OREANDA-NEWS. S&P Global Ratings today said it maintained Ontario-based GrandLinq GP's (ProjectCo) C$40.6 million senior secured non-revolving credit facility and C$103 million senior secured bonds on CreditWatch with positive implications.

The Waterloo Light Rail Transit project continues to experience delays at the Downtown Kitchener Loop area due to the discovery of undisclosed utilities, resulting in a further delay in substantial completion. Under our base-case scenario, we are revising our delay scenario expectations to four months from two. "However, the current delay remains within our downside case expectations and the project continues to have sufficient liquidity to pay for the liquidated damages," said S&P Global Ratings credit analyst Valiant Ip.

We believe there is growing uncertainty on the potential impact on substantial completion due to the delay at the Downtown Kitchener Loop. The discovery of undisclosed utilities has considerably affected the construction schedule. Although any further similar discoveries will be treated as a delay and compensation events under the project agreement, we believe the region's response to related claims may not be timely. As a result, we include them under our base-case scenario. We also believe that GrandLinq Contractors could discover more undisclosed utilities in the area, resulting in further delays.
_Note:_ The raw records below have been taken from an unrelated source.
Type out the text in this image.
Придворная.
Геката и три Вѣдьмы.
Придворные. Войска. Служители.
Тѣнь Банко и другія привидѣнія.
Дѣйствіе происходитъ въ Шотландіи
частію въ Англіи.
In addition, there remains some uncertainty around the impact on substantial completion from the delay at Huron Spur, which relates largely to the delay in relocating the freight track along the spur. Canadian National Railway Co. recently received exemption from Transport Canada to relocate the existing crossing protection equipment. As a result, the company will now be able to proceed with the trackwork and GrandLinq Contractors will commence construction thereafter. However, we believe the potential schedule relief resulting from the revised Bombardier vehicle delivery schedule will mitigate the risks associated with the delays at the Downtown Kitchener Loop and Huron Spur. We believe the vehicle delay will affect the project's testing and commissioning schedule.

In accordance with the project agreement, the region is responsible for delivering the vehicles and completing all the required vehicle testing before handing them over to the project to start the system testing and commissioning process. Because of the significant delay in the vehicle delivery, ProjectCo will no longer be able to complete testing and commissioning as scheduled. According to the May 24, 2016, memorandum, the region announced that this delay will likely delay the start of operations until early 2018. Therefore, we believe the region will likely amend the contractual dates to reflect the revised vehicle delivery schedule provided by Bombardier. In our view, we believe any proposed amendment will provide some flexibility in the schedule to allow ProjectCo additional time to complete construction, reducing the risk of further delays.

Therefore, based on these events, we are maintaining the ratings on CreditWatch with positive implications.

We will resolve the CreditWatch placement in the next 90 days.

We would likely raise the ratings on the project one notch if we see a substantial reduction in the level of volatility in the schedule, reduction in delay on the Huron Spur and Downtown Kitchener Loop, and revision of the contractual dates from the revised Bombardier vehicle delivery schedule. However, we could revise the outlook to stable if the three conditions are not met.

We could lower the ratings if the CDAs on the irreplaceable counterparties fall below those on the project. In addition, we could take a negative rating action if the project incurs significant deductions during operations such that the senior DSCR falls consistently below 1.34x.